La corsa verso la vita artificiale sembra ormai essere inarrestabile. Un gruppo si scienziati dello ScrippsInstitute di La Jolla (California) ha ottenuto il primo organismo vivente con un Dna semisintetico in grado di replicarsi. Accanto alle tradizionali quattro lettere che formano l’ “alfabeto della vita”, nel Dna di un batterio ne sono state aggiunte altre due, chiamate X e Y. Le ultime nate, infatti, sono state introdotte nel Dna di un Escherichia coli, un batterio molto comune e spesso utilizzato nei laboratori.

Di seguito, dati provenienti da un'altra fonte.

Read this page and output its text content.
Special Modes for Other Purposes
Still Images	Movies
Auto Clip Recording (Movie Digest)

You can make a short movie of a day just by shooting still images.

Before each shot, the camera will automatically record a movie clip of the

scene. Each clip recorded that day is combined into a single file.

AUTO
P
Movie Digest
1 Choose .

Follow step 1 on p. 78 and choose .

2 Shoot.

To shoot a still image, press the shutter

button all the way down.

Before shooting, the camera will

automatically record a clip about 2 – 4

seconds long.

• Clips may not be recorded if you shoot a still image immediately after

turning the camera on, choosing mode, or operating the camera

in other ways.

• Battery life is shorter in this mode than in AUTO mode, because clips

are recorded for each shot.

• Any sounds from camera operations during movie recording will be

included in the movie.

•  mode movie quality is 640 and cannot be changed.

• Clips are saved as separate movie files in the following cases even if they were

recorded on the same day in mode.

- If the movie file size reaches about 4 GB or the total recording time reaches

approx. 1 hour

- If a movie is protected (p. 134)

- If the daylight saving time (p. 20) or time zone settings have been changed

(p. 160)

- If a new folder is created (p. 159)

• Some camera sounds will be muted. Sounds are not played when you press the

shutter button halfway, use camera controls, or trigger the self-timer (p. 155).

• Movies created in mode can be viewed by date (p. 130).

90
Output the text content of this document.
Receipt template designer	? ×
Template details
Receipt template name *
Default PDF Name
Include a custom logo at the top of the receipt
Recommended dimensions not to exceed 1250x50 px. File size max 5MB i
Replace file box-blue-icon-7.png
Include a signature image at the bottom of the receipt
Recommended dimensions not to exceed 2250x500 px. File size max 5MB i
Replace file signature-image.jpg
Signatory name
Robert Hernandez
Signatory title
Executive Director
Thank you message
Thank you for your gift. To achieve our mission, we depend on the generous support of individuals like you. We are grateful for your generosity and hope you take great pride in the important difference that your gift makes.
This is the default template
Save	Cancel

“La creazione di un Dna semisintetico in vitro non è una novità – ha precisato il medico e giornalista Luigi Ripamonti sul Corriere della Sera dello scorso 8 maggio -, in questo caso però è stato ottenuto un risultato ben più difficile, cioè l’incorporazione del Dna modificato in un microorganismo vivente, capace poi di replicarsi e di trasmettere il suo nuovo codice genetico alla propria progenie”. L’obiettivo della ricerca consiste nel trovare nuove applicazioni attraverso questi batteri “ingegnerizzati”: da nuovi farmaci a nuove forme di nanotecnologie.
“Se la finalità è di aumentare il potere di alcuni individui, ad esempio i politici, è eticamente riprovevole. Un conto è migliorare la condizione umana, un altro è favorire una parte del genere umano. I progressi della scienza devono restare a disposizione di tutti, e non diventare un privilegio di pochi”, ha commentato Francesco D’Agostino, ordinario di Filosofia del Diritto, sulle colonne del Corriere della Sera della scorsa settimana.
Non tarda ad arrivare la replica: “Tutto ciò che la scienza può acquisire per migliorare la nostra condizione è un vantaggio innegabile, purché si resti entro certi confini”, ha spiegato Lorenzo D’Avack, vicepresidente del Comitato Nazionale di Bioetica, alla giornalista del Corriere della Sera Margherita De Bac. Ed ancora: “Anche se volessimo, è utopistico pensare che la scienza possa essere fermata. Nel caso specifico, se la ricombinazione del Dna serve per trovare soluzioni terapeutiche capaci di migliorare la salute dell’uomo, eventuali limiti andrebbero contro i nostri interessi. D’altronde nessuno si faccia illusioni. Questo percorso è inarrestabile. La manipolazione del mondo naturale per migliorare la nostra salute sarà sempre più spinta”, ha sottolineato D’Avack, precisando che l’ “unico” rischio che si corre “è che si vada verso il potenziamento della stirpe, creando così delle disparità”.
Mentre le scoperte dell’ingegneria genetica vengono annunciate con un certo clamore, al contrario diverse domande etiche sembrano passare sotto il silenzio dei media. Il silenzio più pericoloso. “Infatti si tratta di decidere se, e in quale misura, intervenire sul patrimonio genetico degli esseri viventi, e specialmente dell’uomo. È una questione che riguarda tutta l’umanità, e non solo gli esperti, siano essi scienziati o politici”, ha scritto Michele Aramini sull’inserto. È vita di Avvenire dello scorso 15 maggio.
Direi che siamo su una frontiera ormai estrema. “Uno degli aspetti più sorprendenti non sono tanto le differenze tra le cellule, ma come tessuti e organi lavorano in modo coerente nonostante queste differenze”, ha spiegato Nicholas Navin, professore di Genetica all’Università del Texas, intervistato da Marta Paterlini per TuttoScienze de La Stampa lo scorso 14 maggio. Il genetista americano è poi sceso nel dettaglio: “Decifrare la relazione tra un neurone e l’altro, e come crescano, oppure capire come una cellula staminale pluripotente diventi una cellula specializzata (il neurone, appunto) avrà un fortissimo impatto sulla medicina rigenerativa. E non soltanto. Comprendere le differenze fra il Genoma di singole cellule all’interno dello stesso organismo darà indizi decisivi per studiare come evolve nel tempo il tumore”.
A noi, comunque, sembra che il principio di libertà della scienza debba trovare una sua armonia con le irrinunciabili esigenze di un’informazione corretta, e con il diritto dei cittadini ad essere corresponsabili. Il primo passo è un’informazione etica, e che possa essere a disposizione di tutti.